In December 2014, Domorad was diagnosed with breast cancer. She then presented to Georgetown University Hospital for a biopsy that revealed cancerous nodes. Domorad underwent a surgical procedure during which her doctors counted 23 nodes. Over the next year, Domorad underwent surgical procedures that included a double mastectomy, reconstruction surgery, and sentinel and axillary node dissections. Throughout 2015, Domorad underwent an ordinary regimen of chemotherapy and radiation therapy. Domorad ultimately claimed she had suffered disfigurement and loss of sensation as a result of the double mastectomy, as well as recurring headaches, pain, stiffness, immobility and muscle spasms from her radiation treatment. Domorad’s oncology expert testified that Domorad’s life expectancy had diminished as a result of the alleged delay in treatment. He referred to the 7th edition of the AJCC Cancer Staging Manual to judge that Domorad’s symptoms indicated a chance of survival at under 50 percent. He further testified as to the expected costs of treatment should Domorad’s cancer return based on the treatment options his own practice sold. Domorad sought compensation for future medical expenses and future economic and noneconomic loss. Her husband, Robert Domorad, sought compensation for loss of consortium. A defense pathology expert opined that Domorad’s cancer was slow-growing and not as great a danger as Domorad alleged it to be. This was disputed by Domorad’s pathology expert, who stated that the rate of growth of the cancer was a quick-growing form. The defense’s oncology expert contended that Domorad’s cancer had a good prognosis and a high likelihood of cure. He referred to the newer 8th edition of the AJCC Manual to show that Domorad had a survival chance of more than 90 percent.

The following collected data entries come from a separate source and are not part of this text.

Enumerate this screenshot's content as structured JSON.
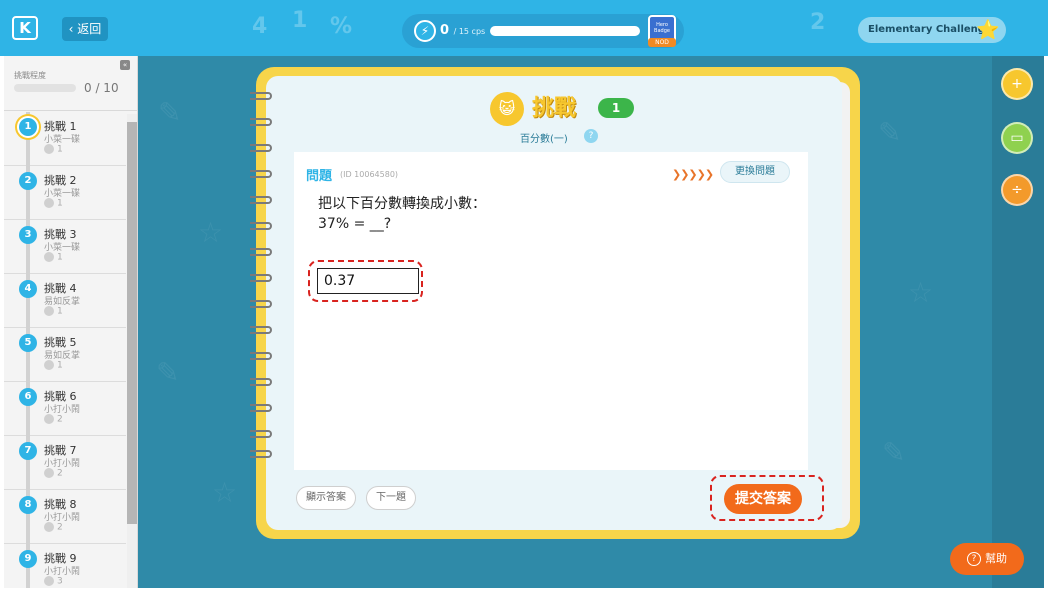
{
  "header": {
    "logo_text": "K",
    "back_label": "返回",
    "deco": [
      "4",
      "1",
      "%",
      "2"
    ],
    "score_value": "0",
    "score_unit": "/ 15 cps",
    "badge_text": "Hero Badge",
    "badge_sub": "NOD",
    "challenge_label": "Elementary Challenge",
    "star": "⭐"
  },
  "sidebar": {
    "progress_label": "挑戰程度",
    "progress_count": "0 / 10",
    "collapse": "«",
    "items": [
      {
        "num": "1",
        "title": "挑戰 1",
        "sub": "小菜一碟",
        "pts": "1"
      },
      {
        "num": "2",
        "title": "挑戰 2",
        "sub": "小菜一碟",
        "pts": "1"
      },
      {
        "num": "3",
        "title": "挑戰 3",
        "sub": "小菜一碟",
        "pts": "1"
      },
      {
        "num": "4",
        "title": "挑戰 4",
        "sub": "易如反掌",
        "pts": "1"
      },
      {
        "num": "5",
        "title": "挑戰 5",
        "sub": "易如反掌",
        "pts": "1"
      },
      {
        "num": "6",
        "title": "挑戰 6",
        "sub": "小打小鬧",
        "pts": "2"
      },
      {
        "num": "7",
        "title": "挑戰 7",
        "sub": "小打小鬧",
        "pts": "2"
      },
      {
        "num": "8",
        "title": "挑戰 8",
        "sub": "小打小鬧",
        "pts": "2"
      },
      {
        "num": "9",
        "title": "挑戰 9",
        "sub": "小打小鬧",
        "pts": "3"
      }
    ]
  },
  "challenge": {
    "title": "挑戰",
    "level": "1",
    "topic": "百分數(一)",
    "help": "?"
  },
  "question": {
    "label": "問題",
    "id": "(ID 10064580)",
    "hint_marks": "❯❯❯❯❯",
    "change_label": "更換問題",
    "text": "把以下百分數轉換成小數：",
    "equation": "37% = __?",
    "answer_value": "0.37"
  },
  "actions": {
    "show_answer": "顯示答案",
    "next": "下一題",
    "submit": "提交答案"
  },
  "help_button": {
    "label": "幫助",
    "icon": "?"
  },
  "tools": [
    "+",
    "▭",
    "÷"
  ],
  "colors": {
    "topbar": "#2fb4e6",
    "board": "#2f8aa8",
    "notebook": "#f7d54a",
    "submit": "#f26a1b",
    "highlight": "#d9231f",
    "level_badge": "#3cb54a"
  }
}
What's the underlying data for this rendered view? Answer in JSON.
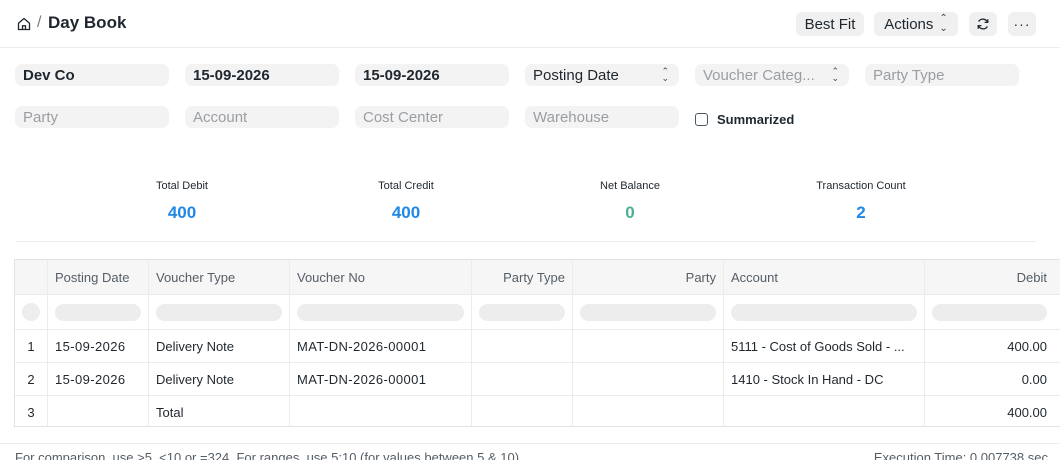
{
  "breadcrumb": {
    "separator": "/",
    "title": "Day Book"
  },
  "toolbar": {
    "best_fit_label": "Best Fit",
    "actions_label": "Actions",
    "more_label": "···"
  },
  "filters": {
    "company": "Dev Co",
    "from_date": "15-09-2026",
    "to_date": "15-09-2026",
    "date_type": "Posting Date",
    "voucher_category_placeholder": "Voucher Categ...",
    "party_type_placeholder": "Party Type",
    "party_placeholder": "Party",
    "account_placeholder": "Account",
    "cost_center_placeholder": "Cost Center",
    "warehouse_placeholder": "Warehouse",
    "summarized_label": "Summarized"
  },
  "summary": [
    {
      "label": "Total Debit",
      "value": "400",
      "color": "#1e88e5"
    },
    {
      "label": "Total Credit",
      "value": "400",
      "color": "#1e88e5"
    },
    {
      "label": "Net Balance",
      "value": "0",
      "color": "#4caf93"
    },
    {
      "label": "Transaction Count",
      "value": "2",
      "color": "#1e88e5"
    }
  ],
  "table": {
    "columns": [
      "",
      "Posting Date",
      "Voucher Type",
      "Voucher No",
      "Party Type",
      "Party",
      "Account",
      "Debit"
    ],
    "rows": [
      {
        "idx": "1",
        "posting_date": "15-09-2026",
        "voucher_type": "Delivery Note",
        "voucher_no": "MAT-DN-2026-00001",
        "party_type": "",
        "party": "",
        "account": "5111 - Cost of Goods Sold - ...",
        "debit": "400.00"
      },
      {
        "idx": "2",
        "posting_date": "15-09-2026",
        "voucher_type": "Delivery Note",
        "voucher_no": "MAT-DN-2026-00001",
        "party_type": "",
        "party": "",
        "account": "1410 - Stock In Hand - DC",
        "debit": "0.00"
      },
      {
        "idx": "3",
        "posting_date": "",
        "voucher_type": "Total",
        "voucher_no": "",
        "party_type": "",
        "party": "",
        "account": "",
        "debit": "400.00"
      }
    ]
  },
  "footer": {
    "hint": "For comparison, use >5, <10 or =324. For ranges, use 5:10 (for values between 5 & 10).",
    "execution_time": "Execution Time: 0.007738 sec"
  }
}
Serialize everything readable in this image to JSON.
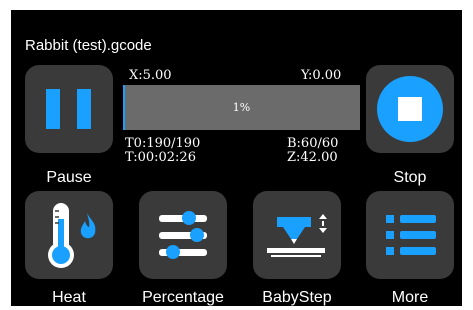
{
  "file": {
    "name": "Rabbit (test).gcode"
  },
  "position": {
    "x": "X:5.00",
    "y": "Y:0.00",
    "z": "Z:42.00"
  },
  "temperatures": {
    "tool0": "T0:190/190",
    "bed": "B:60/60"
  },
  "elapsed": "T:00:02:26",
  "progress": {
    "text": "1%",
    "fraction": 0.01
  },
  "buttons": {
    "pause": "Pause",
    "stop": "Stop",
    "heat": "Heat",
    "percentage": "Percentage",
    "babystep": "BabyStep",
    "more": "More"
  },
  "icons": {
    "pause": "pause-icon",
    "stop": "stop-icon",
    "heat": "thermometer-flame-icon",
    "percentage": "sliders-icon",
    "babystep": "nozzle-icon",
    "more": "list-icon"
  },
  "colors": {
    "accent": "#1aa0ff",
    "tile": "#3a3a3a",
    "background": "#000000"
  }
}
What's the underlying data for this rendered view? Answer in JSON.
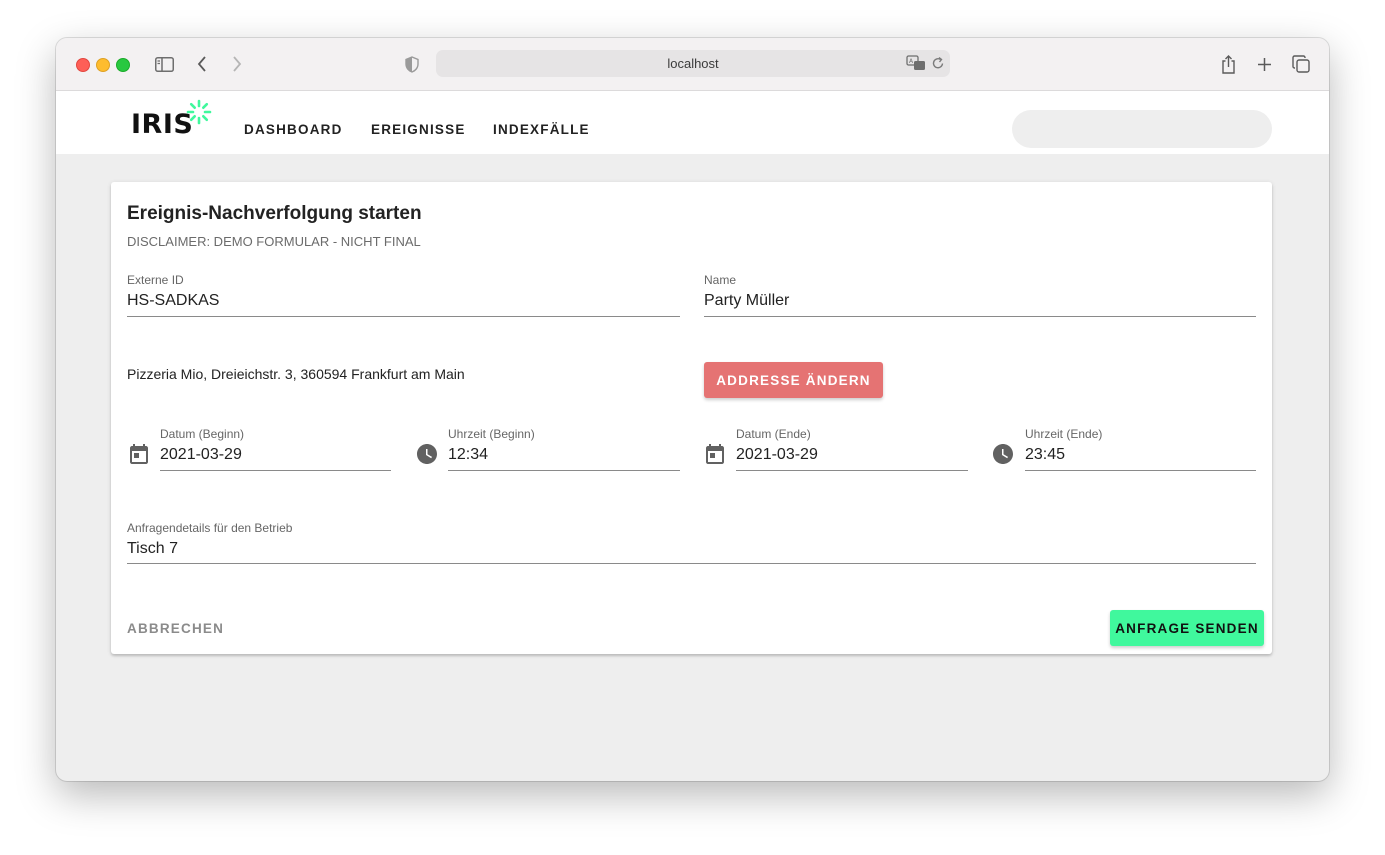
{
  "browser": {
    "url": "localhost"
  },
  "app": {
    "logo_text": "IRIS",
    "nav": [
      "DASHBOARD",
      "EREIGNISSE",
      "INDEXFÄLLE"
    ],
    "accent_color": "#40f89d"
  },
  "form": {
    "title": "Ereignis-Nachverfolgung starten",
    "subtitle": "DISCLAIMER: DEMO FORMULAR - NICHT FINAL",
    "external_id": {
      "label": "Externe ID",
      "value": "HS-SADKAS"
    },
    "name": {
      "label": "Name",
      "value": "Party Müller"
    },
    "address": "Pizzeria Mio, Dreieichstr. 3, 360594 Frankfurt am Main",
    "change_address_label": "ADDRESSE ÄNDERN",
    "start_date": {
      "label": "Datum (Beginn)",
      "value": "2021-03-29",
      "icon": "calendar-icon"
    },
    "start_time": {
      "label": "Uhrzeit (Beginn)",
      "value": "12:34",
      "icon": "clock-icon"
    },
    "end_date": {
      "label": "Datum (Ende)",
      "value": "2021-03-29",
      "icon": "calendar-icon"
    },
    "end_time": {
      "label": "Uhrzeit (Ende)",
      "value": "23:45",
      "icon": "clock-icon"
    },
    "details": {
      "label": "Anfragendetails für den Betrieb",
      "value": "Tisch 7"
    },
    "cancel_label": "ABBRECHEN",
    "submit_label": "ANFRAGE SENDEN"
  }
}
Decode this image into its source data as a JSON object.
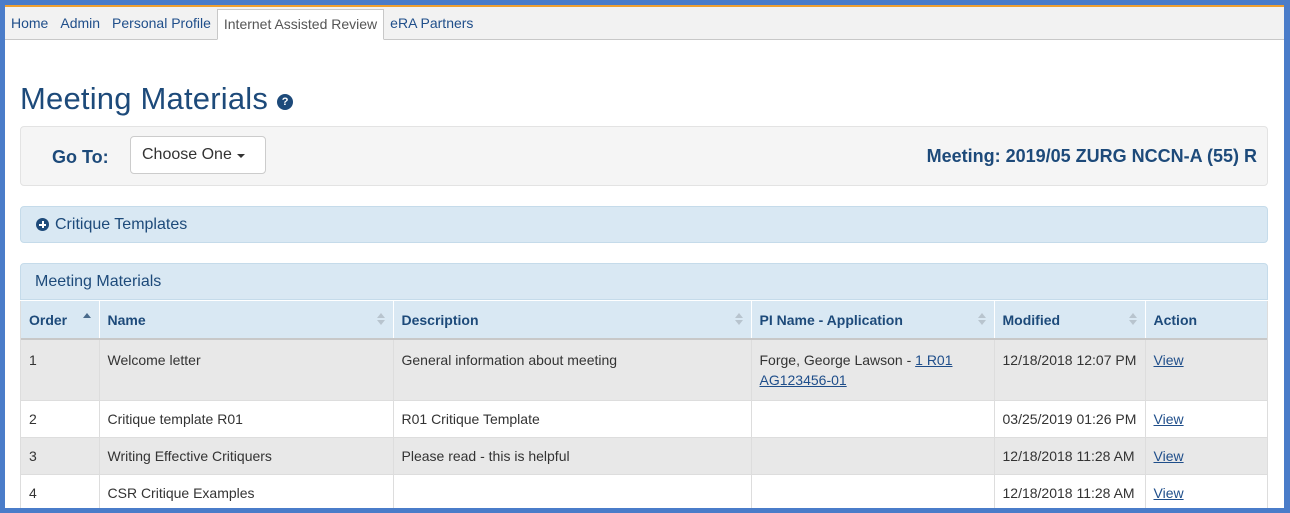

The jury found that DeFranco misread the diagnostic imagery taken on Jan. 23, 2014 and that DeFranco and Doctors, Groover, Christie and Merritt were liable for Domorad’s injuries. They awarded $640,000 to Ann Domorad for future medical expenses, as well as economic and non-economic losses, and $40,000 to Robert Domorad for loss of consortium.
Ann K. Domorad: $40,000 Personal Injury: Future Medical Cost; $300,000 Personal Injury: future economic loss; $300,000 Personal Injury: future noneconomic loss; Robert Domorad: $40,000 Personal Injury: loss of consortium
Heidi M. Pasichow
4 male/ 4 female
This report was based on information that was provided by plaintiffs’ counsel. Additional information was gleaned from court documents. Defense counsel did not respond to the reporter’s phone calls.